In The Purpose Driven Church, he says this:
At Saddleback Church we’ve . . . tried to recognize the waves God was sending our way, and we’ve learned to catch them. We’ve learned to use the right equipment to ride those waves, and we’ve learned the importance of balance. We’ve also learned to get off dying waves whenever we sensed God wanted to do something new. The amazing thing is this: The more skilled we become in riding waves of growth, the more God sends!

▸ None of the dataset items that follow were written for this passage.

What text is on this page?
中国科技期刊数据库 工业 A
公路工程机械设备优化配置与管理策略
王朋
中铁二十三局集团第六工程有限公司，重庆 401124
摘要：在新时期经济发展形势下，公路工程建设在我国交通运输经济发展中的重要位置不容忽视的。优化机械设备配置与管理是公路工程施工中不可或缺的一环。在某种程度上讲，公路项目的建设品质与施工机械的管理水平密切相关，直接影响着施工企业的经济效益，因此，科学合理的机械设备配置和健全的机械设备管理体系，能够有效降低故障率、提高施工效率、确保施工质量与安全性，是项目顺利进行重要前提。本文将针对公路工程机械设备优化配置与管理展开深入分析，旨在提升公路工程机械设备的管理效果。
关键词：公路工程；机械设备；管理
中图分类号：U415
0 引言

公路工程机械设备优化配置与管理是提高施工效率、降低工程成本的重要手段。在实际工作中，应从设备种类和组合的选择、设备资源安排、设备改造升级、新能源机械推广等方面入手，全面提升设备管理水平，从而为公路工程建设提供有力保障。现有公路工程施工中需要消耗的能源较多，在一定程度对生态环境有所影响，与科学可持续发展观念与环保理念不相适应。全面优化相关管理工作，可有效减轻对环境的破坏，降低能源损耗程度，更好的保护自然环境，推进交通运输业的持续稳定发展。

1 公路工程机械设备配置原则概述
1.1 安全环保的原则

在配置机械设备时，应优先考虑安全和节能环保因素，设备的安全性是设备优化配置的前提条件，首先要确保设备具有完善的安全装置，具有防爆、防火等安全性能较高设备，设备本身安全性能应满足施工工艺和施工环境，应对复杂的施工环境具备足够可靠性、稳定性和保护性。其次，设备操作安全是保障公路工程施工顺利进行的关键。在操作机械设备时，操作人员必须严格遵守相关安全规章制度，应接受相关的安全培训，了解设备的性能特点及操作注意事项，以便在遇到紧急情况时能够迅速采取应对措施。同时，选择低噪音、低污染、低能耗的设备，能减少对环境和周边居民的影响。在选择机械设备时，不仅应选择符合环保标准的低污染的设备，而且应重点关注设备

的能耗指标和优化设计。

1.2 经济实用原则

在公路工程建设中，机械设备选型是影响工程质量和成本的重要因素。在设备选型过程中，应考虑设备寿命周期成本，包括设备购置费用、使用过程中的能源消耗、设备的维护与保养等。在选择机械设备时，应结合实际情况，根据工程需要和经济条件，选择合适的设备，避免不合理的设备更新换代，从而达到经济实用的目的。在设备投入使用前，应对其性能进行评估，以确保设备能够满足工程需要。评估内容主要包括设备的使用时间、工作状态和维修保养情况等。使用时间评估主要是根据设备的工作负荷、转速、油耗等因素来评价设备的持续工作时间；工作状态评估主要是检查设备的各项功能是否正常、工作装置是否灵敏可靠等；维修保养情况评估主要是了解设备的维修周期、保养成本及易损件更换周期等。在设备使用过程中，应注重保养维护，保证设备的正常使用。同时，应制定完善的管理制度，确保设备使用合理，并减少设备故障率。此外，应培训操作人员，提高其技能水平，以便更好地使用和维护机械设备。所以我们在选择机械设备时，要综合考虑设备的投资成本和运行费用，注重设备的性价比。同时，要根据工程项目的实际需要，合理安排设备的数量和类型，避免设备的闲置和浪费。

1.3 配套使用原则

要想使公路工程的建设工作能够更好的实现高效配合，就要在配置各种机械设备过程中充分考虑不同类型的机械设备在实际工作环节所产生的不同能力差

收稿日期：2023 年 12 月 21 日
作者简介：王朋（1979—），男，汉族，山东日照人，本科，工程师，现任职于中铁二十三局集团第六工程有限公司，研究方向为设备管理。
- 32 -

Ah! so that’s why we have this proliferation of fads. Evangelicals have gotten so skilled at surfing the latest fashions that God just sends more and more of them. And they get bigger every time.
Today’s fad may seem benign enough if you don’t care much about biblical discernment. Rick Warren says he just wants to meet people’s “felt needs” and insists he wants to remain biblical at the same time. Where’s the harm in that? But that philosophy is wrong and unbiblical, because it’s contrary to Paul’s clear command in 2 Timothy 4, to preach the word and refuse to cater to the itch of people’s “felt needs.” Meanwhile, all these fads are moving us further from our evangelical commitment to the principles of sola fide and sola Scriptura.

End quote.

Its ok that Piper promotes the very fad and anti-biblical philosophy he just repudiated some years back? Is it right to defend a man behind a pulpit who consistantly, repeatedly, and defiantly offers false teachers? Does this not show a lack of biblical doctrine and practice, wisdom and discernment?

Perhaps its all mere opinion, including unfaithfully preaching the word and parading around a false teacher. So its not so much unbiblical or wrong, but just different?